Apparently the Calgary Herald believes the 'Refugee appeal system' needs an overhaul.
It's a little disconcerting when a major newspaper commits so many errors in an article that's probably less than 400 words in length.
Where to begin?
- What is the refugee appeal system anyway? As far as I know, we don't have one.
- Why conflate the situation of a Rwandan war criminal with that of Jackie Tran, a former permanent resident who's lost his status due to (ordinary) criminality? Is it intellectual dishonesty or intellectual laziness?
- Jackie Tran is not subject to this unknown 'Refugee appeal system". His hearing was before the Immigration Appeal Division which has jurisdiction over all permanent residents facing a loss of status.
- Contrary to the snide aside in the editorial, most refugee lawyers are not enriching themselves as a result of the 'system'.

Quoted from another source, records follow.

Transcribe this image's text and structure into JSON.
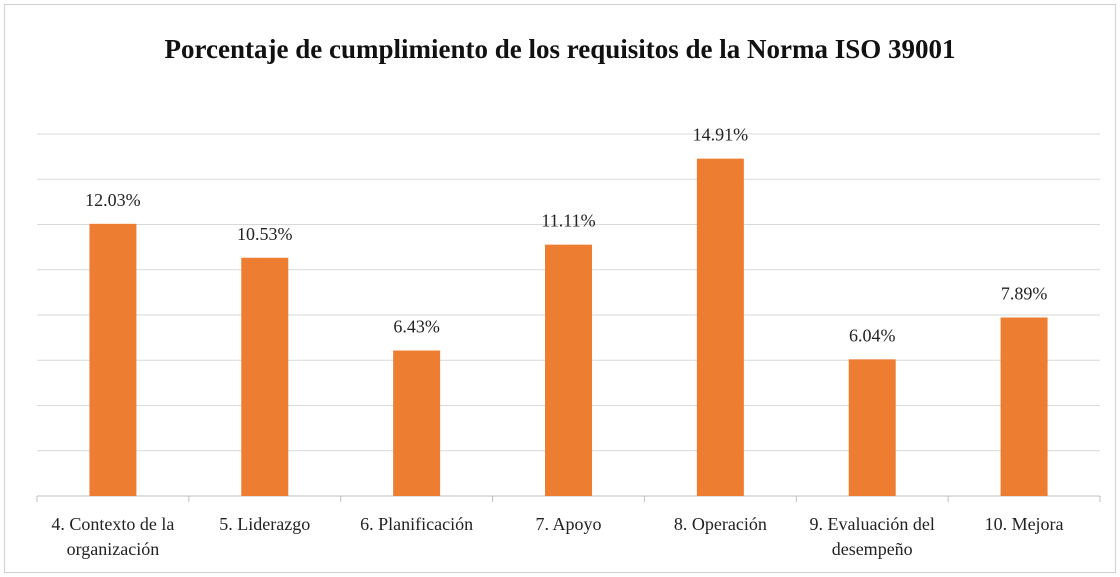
{
  "chart_data": {
    "type": "bar",
    "title": "Porcentaje de cumplimiento de los requisitos de la Norma ISO 39001",
    "categories": [
      "4. Contexto de la organización",
      "5. Liderazgo",
      "6. Planificación",
      "7. Apoyo",
      "8. Operación",
      "9. Evaluación del desempeño",
      "10. Mejora"
    ],
    "values": [
      12.03,
      10.53,
      6.43,
      11.11,
      14.91,
      6.04,
      7.89
    ],
    "value_labels": [
      "12.03%",
      "10.53%",
      "6.43%",
      "11.11%",
      "14.91%",
      "6.04%",
      "7.89%"
    ],
    "color": "#ed7d31",
    "ylim": [
      0,
      16
    ],
    "yticks": [
      0,
      2,
      4,
      6,
      8,
      10,
      12,
      14,
      16
    ],
    "grid": true
  }
}
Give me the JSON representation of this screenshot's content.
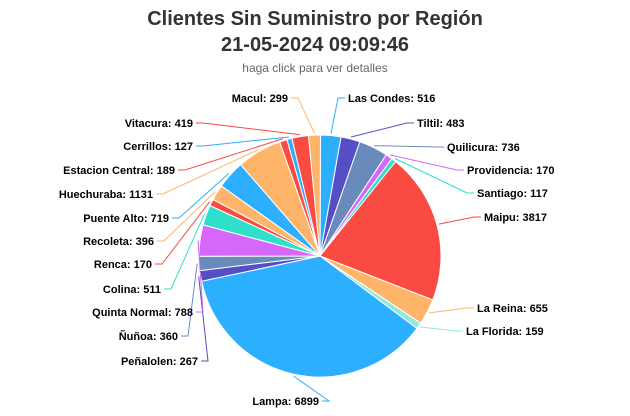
{
  "chart_data": {
    "type": "pie",
    "title": "Clientes Sin Suministro por Región",
    "subtitle": "21-05-2024 09:09:46",
    "caption": "haga click para ver detalles",
    "slices": [
      {
        "label": "Las Condes",
        "value": 516,
        "color": "#2caffe"
      },
      {
        "label": "Tiltil",
        "value": 483,
        "color": "#544fc5"
      },
      {
        "label": "Quilicura",
        "value": 736,
        "color": "#6b8abc"
      },
      {
        "label": "Providencia",
        "value": 170,
        "color": "#d568fb"
      },
      {
        "label": "Santiago",
        "value": 117,
        "color": "#2ee0ca"
      },
      {
        "label": "Maipu",
        "value": 3817,
        "color": "#fa4b42"
      },
      {
        "label": "La Reina",
        "value": 655,
        "color": "#feb56a"
      },
      {
        "label": "La Florida",
        "value": 159,
        "color": "#91e8e1"
      },
      {
        "label": "Lampa",
        "value": 6899,
        "color": "#2caffe"
      },
      {
        "label": "Peñalolen",
        "value": 267,
        "color": "#544fc5"
      },
      {
        "label": "Ñuñoa",
        "value": 360,
        "color": "#6b8abc"
      },
      {
        "label": "Quinta Normal",
        "value": 788,
        "color": "#d568fb"
      },
      {
        "label": "Colina",
        "value": 511,
        "color": "#2ee0ca"
      },
      {
        "label": "Renca",
        "value": 170,
        "color": "#fa4b42"
      },
      {
        "label": "Recoleta",
        "value": 396,
        "color": "#feb56a"
      },
      {
        "label": "Puente Alto",
        "value": 719,
        "color": "#2caffe"
      },
      {
        "label": "Huechuraba",
        "value": 1131,
        "color": "#feb56a"
      },
      {
        "label": "Estacion Central",
        "value": 189,
        "color": "#fa4b42"
      },
      {
        "label": "Cerrillos",
        "value": 127,
        "color": "#2caffe"
      },
      {
        "label": "Vitacura",
        "value": 419,
        "color": "#fa4b42"
      },
      {
        "label": "Macul",
        "value": 299,
        "color": "#feb56a"
      }
    ]
  }
}
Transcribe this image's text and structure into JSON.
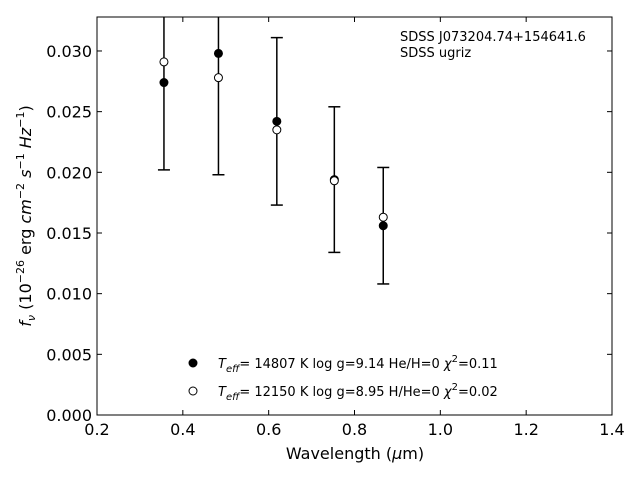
{
  "chart_data": {
    "type": "scatter",
    "title": "",
    "xlabel": "Wavelength (μm)",
    "ylabel": "fν (10⁻²⁶ erg cm⁻² s⁻¹ Hz⁻¹)",
    "xlim": [
      0.2,
      1.4
    ],
    "ylim": [
      0.0,
      0.0328
    ],
    "xticks": [
      "0.2",
      "0.4",
      "0.6",
      "0.8",
      "1.0",
      "1.2",
      "1.4"
    ],
    "yticks": [
      "0.000",
      "0.005",
      "0.010",
      "0.015",
      "0.020",
      "0.025",
      "0.030"
    ],
    "grid": false,
    "legend_position": "bottom-center",
    "annotation": [
      "SDSS J073204.74+154641.6",
      "SDSS ugriz"
    ],
    "observed": {
      "x": [
        0.356,
        0.483,
        0.619,
        0.753,
        0.867
      ],
      "y": [
        0.0274,
        0.0298,
        0.0242,
        0.0194,
        0.0156
      ],
      "yerr": [
        0.0072,
        0.01,
        0.0069,
        0.006,
        0.0048
      ]
    },
    "series": [
      {
        "name": "Teff= 14807 K  log g=9.14  He/H=0  χ²=0.11",
        "marker": "filled",
        "x": [
          0.356,
          0.483,
          0.619,
          0.753,
          0.867
        ],
        "y": [
          0.0274,
          0.0298,
          0.0242,
          0.0194,
          0.0156
        ]
      },
      {
        "name": "Teff= 12150 K  log g=8.95  H/He=0  χ²=0.02",
        "marker": "open",
        "x": [
          0.356,
          0.483,
          0.619,
          0.753,
          0.867
        ],
        "y": [
          0.0291,
          0.0278,
          0.0235,
          0.0193,
          0.0163
        ]
      }
    ],
    "legend": [
      {
        "teff": "14807",
        "logg": "9.14",
        "comp": "He/H=0",
        "chi2": "0.11",
        "marker": "filled"
      },
      {
        "teff": "12150",
        "logg": "8.95",
        "comp": "H/He=0",
        "chi2": "0.02",
        "marker": "open"
      }
    ]
  }
}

- Contrary to the editorial, 'control' of the borders has not been delegated to the borders, but to the CBSA.
- The ability to review decisions made by individuals in accordance with legislation is a hallmark of the rule of law, and therefore advances the cause of justice and does not detract from it.

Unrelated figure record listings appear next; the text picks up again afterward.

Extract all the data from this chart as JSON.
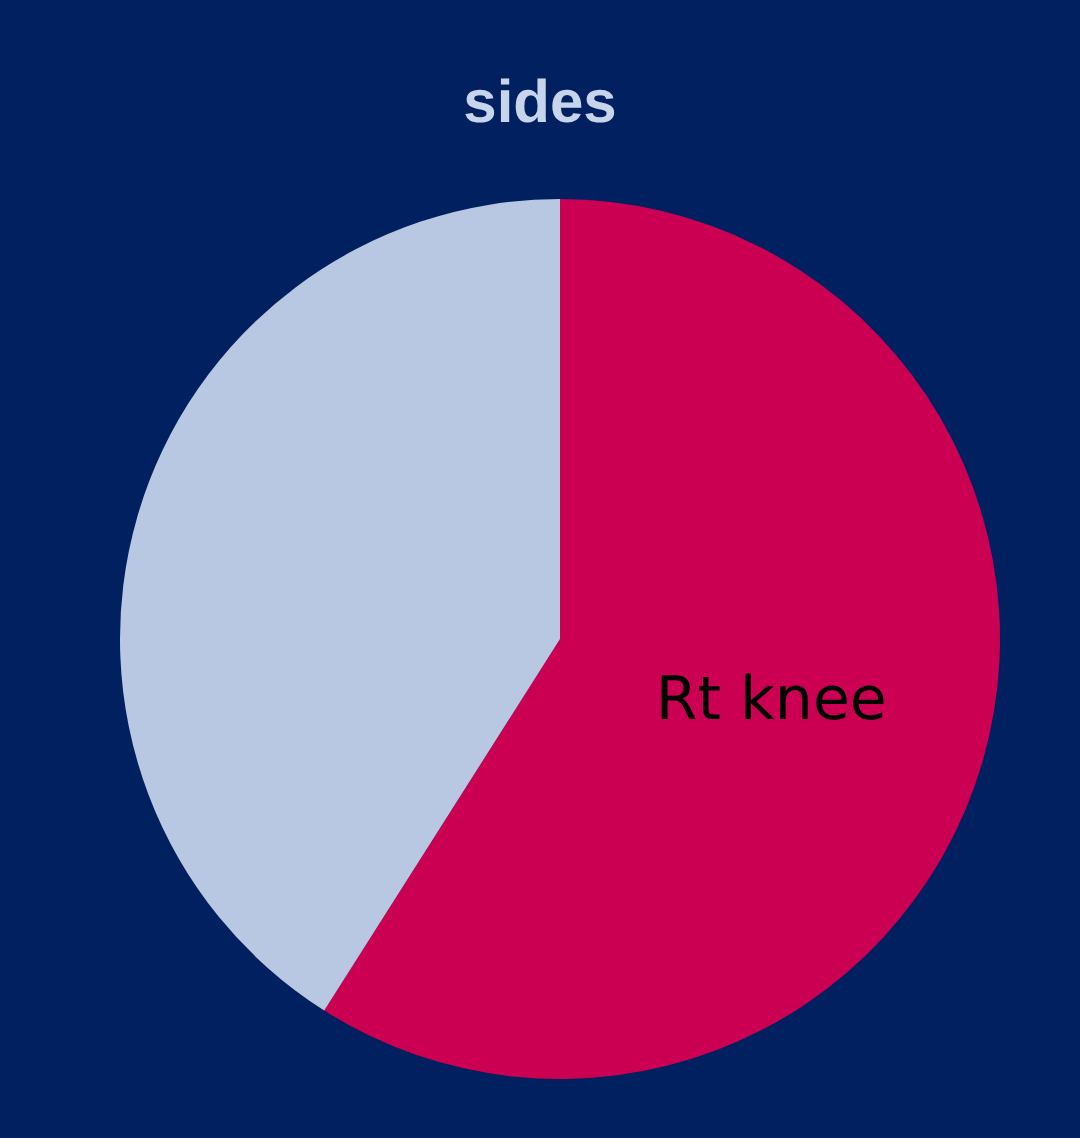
{
  "chart_data": {
    "type": "pie",
    "title": "sides",
    "categories": [
      "Rt knee",
      null
    ],
    "values": [
      59,
      41
    ],
    "colors": [
      "#cc0052",
      "#b9c8e2"
    ],
    "legend": false
  }
}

There may be legitimate concern at the delay in removing a war criminal from Canada - but confusing the public by spouting off on a fictitious 'refugee appeal system' and conflating the situation of a war criminal with that of a permanent resident facing removal is simply bad journalism.
If the writer of this piece had any concern with respect to responsible journalism, he or she would have spent some time in understanding the role of the CBSA, the various divisions of the Immigration and Refugee Board, and the Federal Court. Instead, this poorly researched and presented editorial detracts from the legtimately goal of an informed public.